Last, but definitely not least (but probably most boring unfortunately, at least to me), is pace work. Since you’re going to be on your own in the open water, without a pace clock or the ability to stop and look at your watch, you’re going to have to be able to rely on yourself to know if you’re keeping the right pace or not. Practicing pace work can be annoying, but helping your body understand the feeling it will have at certain speeds will allow you to know what your stroke and level of effort should feel like to make sure you’re keeping up with the pace you’re looking for and better help you reach your goal time. If you simply get in the water and go, keeping in mind not to sprint the whole swim (unless it’s a sprint tri or super short open water race), there’s no telling what pace you’ll go. You might get lucky a few times, but if you’re going to keep racing you need to know how different paces feel as you move through the water.

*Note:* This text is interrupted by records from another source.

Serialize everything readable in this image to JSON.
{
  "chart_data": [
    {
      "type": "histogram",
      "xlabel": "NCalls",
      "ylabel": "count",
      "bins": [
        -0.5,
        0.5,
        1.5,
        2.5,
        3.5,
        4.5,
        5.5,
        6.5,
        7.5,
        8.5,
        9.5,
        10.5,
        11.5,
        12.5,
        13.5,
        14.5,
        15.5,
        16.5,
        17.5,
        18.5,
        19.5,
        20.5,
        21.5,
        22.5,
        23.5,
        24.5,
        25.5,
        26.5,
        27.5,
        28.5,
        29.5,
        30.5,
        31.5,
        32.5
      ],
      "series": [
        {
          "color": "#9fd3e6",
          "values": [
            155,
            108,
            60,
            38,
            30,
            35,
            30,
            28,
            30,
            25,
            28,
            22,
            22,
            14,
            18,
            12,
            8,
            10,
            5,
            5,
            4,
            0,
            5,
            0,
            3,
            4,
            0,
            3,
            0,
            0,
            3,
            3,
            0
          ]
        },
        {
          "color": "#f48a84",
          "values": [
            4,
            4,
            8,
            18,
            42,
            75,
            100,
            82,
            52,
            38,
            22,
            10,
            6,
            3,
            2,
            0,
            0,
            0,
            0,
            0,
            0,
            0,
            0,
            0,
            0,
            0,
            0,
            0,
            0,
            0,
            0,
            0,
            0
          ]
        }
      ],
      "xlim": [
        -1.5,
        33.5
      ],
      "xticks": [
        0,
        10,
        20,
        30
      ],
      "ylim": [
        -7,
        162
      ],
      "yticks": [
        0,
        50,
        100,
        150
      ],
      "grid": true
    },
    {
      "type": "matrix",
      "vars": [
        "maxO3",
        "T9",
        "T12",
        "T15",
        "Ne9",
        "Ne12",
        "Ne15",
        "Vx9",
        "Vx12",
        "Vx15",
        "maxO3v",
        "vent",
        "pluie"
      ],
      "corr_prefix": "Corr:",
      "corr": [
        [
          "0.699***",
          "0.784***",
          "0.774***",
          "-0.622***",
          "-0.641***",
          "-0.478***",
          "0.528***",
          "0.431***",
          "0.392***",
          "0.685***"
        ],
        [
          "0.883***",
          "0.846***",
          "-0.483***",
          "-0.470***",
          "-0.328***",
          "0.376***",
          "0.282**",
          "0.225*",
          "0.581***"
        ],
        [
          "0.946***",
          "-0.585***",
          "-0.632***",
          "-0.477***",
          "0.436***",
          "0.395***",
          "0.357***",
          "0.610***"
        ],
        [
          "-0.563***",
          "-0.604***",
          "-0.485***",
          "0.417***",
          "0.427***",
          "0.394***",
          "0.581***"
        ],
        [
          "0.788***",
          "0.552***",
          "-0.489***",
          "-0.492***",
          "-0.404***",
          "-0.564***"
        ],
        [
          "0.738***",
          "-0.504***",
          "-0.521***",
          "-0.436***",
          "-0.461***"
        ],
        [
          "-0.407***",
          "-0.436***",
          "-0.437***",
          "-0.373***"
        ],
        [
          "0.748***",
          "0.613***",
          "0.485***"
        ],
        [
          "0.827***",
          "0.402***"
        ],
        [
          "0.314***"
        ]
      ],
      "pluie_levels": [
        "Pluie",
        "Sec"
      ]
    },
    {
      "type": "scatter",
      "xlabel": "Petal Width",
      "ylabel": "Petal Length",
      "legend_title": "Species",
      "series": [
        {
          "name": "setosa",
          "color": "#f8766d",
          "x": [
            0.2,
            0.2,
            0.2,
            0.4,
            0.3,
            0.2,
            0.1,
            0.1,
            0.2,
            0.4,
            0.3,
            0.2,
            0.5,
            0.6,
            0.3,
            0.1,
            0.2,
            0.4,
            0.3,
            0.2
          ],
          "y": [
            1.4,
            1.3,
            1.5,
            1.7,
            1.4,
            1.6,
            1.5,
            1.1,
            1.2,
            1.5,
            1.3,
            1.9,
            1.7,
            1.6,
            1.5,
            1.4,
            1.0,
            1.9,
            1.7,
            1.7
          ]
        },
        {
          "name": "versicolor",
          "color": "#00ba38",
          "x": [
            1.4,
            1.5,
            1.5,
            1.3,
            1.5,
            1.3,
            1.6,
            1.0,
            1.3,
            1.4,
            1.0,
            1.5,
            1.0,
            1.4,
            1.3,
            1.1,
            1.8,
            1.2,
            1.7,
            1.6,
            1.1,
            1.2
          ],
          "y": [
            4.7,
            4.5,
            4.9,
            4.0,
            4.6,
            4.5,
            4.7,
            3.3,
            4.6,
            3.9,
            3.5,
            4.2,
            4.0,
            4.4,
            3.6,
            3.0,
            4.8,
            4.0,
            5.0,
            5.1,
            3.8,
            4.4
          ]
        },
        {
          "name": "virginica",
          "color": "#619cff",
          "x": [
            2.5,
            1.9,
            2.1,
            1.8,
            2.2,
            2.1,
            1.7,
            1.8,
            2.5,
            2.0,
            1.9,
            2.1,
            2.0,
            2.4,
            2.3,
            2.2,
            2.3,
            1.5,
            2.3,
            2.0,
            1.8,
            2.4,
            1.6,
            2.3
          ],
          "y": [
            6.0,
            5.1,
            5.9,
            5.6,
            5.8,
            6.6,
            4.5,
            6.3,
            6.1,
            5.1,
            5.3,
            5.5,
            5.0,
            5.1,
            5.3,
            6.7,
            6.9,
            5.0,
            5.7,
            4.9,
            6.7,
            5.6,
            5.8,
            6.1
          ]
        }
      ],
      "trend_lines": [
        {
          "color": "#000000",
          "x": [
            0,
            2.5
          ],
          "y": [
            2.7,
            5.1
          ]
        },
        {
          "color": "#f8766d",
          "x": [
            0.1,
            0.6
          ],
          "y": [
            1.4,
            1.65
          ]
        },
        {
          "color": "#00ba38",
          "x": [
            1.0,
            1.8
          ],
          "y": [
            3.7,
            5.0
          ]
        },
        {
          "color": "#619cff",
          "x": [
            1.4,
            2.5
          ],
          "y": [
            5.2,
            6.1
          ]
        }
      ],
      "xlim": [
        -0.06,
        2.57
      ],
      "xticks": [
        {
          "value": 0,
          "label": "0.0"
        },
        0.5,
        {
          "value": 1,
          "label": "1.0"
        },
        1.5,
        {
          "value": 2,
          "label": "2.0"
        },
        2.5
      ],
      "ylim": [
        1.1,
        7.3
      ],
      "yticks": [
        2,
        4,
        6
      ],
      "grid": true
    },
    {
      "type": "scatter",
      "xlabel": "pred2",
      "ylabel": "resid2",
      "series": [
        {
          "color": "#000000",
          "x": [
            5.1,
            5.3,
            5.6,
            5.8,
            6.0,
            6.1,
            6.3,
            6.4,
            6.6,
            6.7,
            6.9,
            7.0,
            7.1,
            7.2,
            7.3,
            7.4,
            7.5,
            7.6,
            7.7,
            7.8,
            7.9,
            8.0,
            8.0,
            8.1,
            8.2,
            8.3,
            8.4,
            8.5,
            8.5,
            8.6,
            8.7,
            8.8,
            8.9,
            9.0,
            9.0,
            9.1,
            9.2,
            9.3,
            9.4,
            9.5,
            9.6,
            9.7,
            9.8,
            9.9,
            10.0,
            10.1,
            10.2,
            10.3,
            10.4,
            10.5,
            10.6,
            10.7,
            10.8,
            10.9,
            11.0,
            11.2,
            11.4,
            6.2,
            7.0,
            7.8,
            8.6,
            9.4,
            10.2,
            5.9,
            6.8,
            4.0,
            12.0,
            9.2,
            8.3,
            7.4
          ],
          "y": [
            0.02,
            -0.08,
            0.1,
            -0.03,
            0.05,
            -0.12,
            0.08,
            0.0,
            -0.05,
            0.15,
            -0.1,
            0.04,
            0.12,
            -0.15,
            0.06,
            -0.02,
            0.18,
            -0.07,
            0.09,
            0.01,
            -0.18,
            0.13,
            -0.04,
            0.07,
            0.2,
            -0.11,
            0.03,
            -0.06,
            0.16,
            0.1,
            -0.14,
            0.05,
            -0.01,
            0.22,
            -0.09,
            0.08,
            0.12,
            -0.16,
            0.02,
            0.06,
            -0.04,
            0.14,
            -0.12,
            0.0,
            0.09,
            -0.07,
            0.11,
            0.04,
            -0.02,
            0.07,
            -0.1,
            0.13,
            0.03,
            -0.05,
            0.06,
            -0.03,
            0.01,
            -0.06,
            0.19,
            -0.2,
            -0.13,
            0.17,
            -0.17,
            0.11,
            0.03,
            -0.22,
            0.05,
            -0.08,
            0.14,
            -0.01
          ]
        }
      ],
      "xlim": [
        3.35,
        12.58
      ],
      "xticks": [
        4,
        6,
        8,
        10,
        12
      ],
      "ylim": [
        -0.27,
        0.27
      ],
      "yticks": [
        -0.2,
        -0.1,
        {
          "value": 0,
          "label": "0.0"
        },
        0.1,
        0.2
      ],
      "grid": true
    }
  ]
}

The best move is to practice with a Tempo Trainer to find a pace you’re confident you can maintain during your open water race. Once you’ve found a comfortable pace using the tempo trainer, take it out and try to swim mimicking the pace you just found. It’s going to take some guess and check, but it’s all about finding a pace you can maintain and figuring out how that pace feels in the water. Here’s an example of what you’re looking for to try. Use your tempo trainer and swim a 200, make sure you get your time. After you get your time, take the tempo trainer out and swim a 50; try to match the pace you just swam your 200. If you go 4 minutes on the 200, you should come in at 1 minute on the 50. You can do many variations of this with longer distances as you get the hang of it, or you can just repeat this set in order to improve your pacing.